We read with great interest the recent publication by De Luca et al1 assessing the applicability of the ISCHEMIA trial to an Italian registry of more than 5,000 patients with stable coronary artery disease (SCAD). The authors found that only 3.8% of patients in this cohort were “ISCHEMIA-Like”, suggesting a very limited applicability of the trial to routine clinical practice. Furthermore, the authors found that “ISCHEMIA-Like” patients presented a significantly lower annual risk of adverse events compared to SCAD patients not eligible for ISCHEMIA.
Since its publication, ISCHEMIA has generated intense debate in the cardiology community. Two important questions that have arisen are: what will the impact be on the routine clinical practice of interventional cardiologists? What role does percutaneous coronary intervention (PCI) now have, if any, in the management of SCAD?

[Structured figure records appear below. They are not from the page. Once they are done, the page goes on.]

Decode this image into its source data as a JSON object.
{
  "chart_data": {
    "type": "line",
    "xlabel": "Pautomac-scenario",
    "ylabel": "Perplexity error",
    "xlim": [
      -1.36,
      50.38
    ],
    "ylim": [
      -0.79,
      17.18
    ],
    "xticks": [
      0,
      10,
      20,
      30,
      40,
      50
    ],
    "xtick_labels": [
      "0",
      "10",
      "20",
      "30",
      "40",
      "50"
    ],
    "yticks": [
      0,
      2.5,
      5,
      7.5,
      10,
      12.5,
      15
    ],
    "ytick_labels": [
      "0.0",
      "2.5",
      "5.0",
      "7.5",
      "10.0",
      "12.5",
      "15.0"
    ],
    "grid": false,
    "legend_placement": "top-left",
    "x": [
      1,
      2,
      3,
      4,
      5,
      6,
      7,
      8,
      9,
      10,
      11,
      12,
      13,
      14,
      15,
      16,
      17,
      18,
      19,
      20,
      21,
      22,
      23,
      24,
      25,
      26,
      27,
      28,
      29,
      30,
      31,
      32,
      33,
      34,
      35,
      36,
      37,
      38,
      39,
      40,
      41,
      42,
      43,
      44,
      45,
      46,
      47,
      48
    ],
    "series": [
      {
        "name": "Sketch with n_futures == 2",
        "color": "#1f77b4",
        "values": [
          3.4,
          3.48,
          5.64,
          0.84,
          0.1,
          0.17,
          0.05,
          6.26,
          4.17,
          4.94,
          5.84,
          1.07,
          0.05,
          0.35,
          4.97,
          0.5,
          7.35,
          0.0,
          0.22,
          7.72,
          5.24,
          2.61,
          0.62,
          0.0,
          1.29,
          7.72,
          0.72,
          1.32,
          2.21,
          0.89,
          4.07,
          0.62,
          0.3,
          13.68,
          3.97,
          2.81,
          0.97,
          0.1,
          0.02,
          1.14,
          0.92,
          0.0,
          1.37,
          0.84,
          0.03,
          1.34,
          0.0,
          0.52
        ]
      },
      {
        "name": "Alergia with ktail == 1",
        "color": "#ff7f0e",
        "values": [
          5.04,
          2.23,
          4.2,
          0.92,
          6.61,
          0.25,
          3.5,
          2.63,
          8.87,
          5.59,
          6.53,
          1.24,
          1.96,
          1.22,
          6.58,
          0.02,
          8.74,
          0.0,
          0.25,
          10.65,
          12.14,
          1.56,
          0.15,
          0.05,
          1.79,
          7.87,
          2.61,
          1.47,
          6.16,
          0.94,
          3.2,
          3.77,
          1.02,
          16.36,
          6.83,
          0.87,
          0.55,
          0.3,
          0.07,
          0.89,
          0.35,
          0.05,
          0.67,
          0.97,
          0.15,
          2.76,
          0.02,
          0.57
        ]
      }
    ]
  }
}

To address the first question, we recently evaluated the applicability of ISCHEMIA to 1,000 consecutive PCIs performed in a Swiss university hospital2. After applying exclusion criteria from ISCHEMIA, only 9.1% of PCIs were found to be potentially eligible for ISCHEMIA, suggesting a minimal impact on our routine practice.
With regard to the second question, De Luca et al have provided the first large-scale evaluation of the applicability of ISCHEMIA to real-world patients. These results suggest that “ISCHEMIA-Like” patients represent a tiny proportion of real-world SCAD patients.
The authors rightly recognise the absence of stress testing in patients in the registry, automatically rendering the majority as “ISCHEMIA-Unclassifiable”, thus leading to a likely underestimation of the number of “ISCHEMIA-Like” patients. However, we question why the authors included all registry patients in an analysis of “stable CAD”, given that 67.5% of patients recruited to START were included only on the basis of an acute coronary syndrome (ACS) ≥30 days before enrolment? Although the definition of SCAD does vary in the literature, we feel that the inclusion of such patients is a bit of a stretch in the absence of additional clinical factors such as ongoing symptoms of ischaemia or positive stress testing. In line with this observation, a previous publication from START found that 73.2% of patients included in the registry had no angina at baseline, representing more than twice the proportion in ISCHEMIA3. As a result, we argue that the starting population for the study may not have been representative of real-world SCAD patients.
We applaud the authors for demonstrating the significantly better clinical outcomes of “ISCHEMIA-Like” patients when compared to those of “ISCHEMIA-Not Included/ISCHEMIA-Unclassifiable” patients. These results go some way to confirm the strong suspicion that patients included in ISCHEMIA were a lower-risk subgroup of SCAD patients, and thus possibly less likely to gain benefit from revascularisation. However, we expected a more thorough analysis of outcomes. Given that a major criticism of ISCHEMIA was the exclusion of higher-risk patients, we feel that the authors missed an opportunity to perform a similar analysis to ISCHEMIA which included these higher-risk patients. An analysis (e.g., propensity-matched) comparing the clinical outcomes of patients who received revascularisation plus optimal medical therapy (OMT) versus those who received OMT alone could have yielded some interesting data on the outcomes of real-world SCAD patients.
Overall, De Luca et al have provided some interesting data on the applicability of ISCHEMIA to real-world patients. However, there is a need for more observational data on the outcomes of SCAD patients, including those excluded from ISCHEMIA, in order to understand better how to translate the trial’s results into routine clinical practice.
Conflict of interest statement
The authors have no conflicts of interest to declare.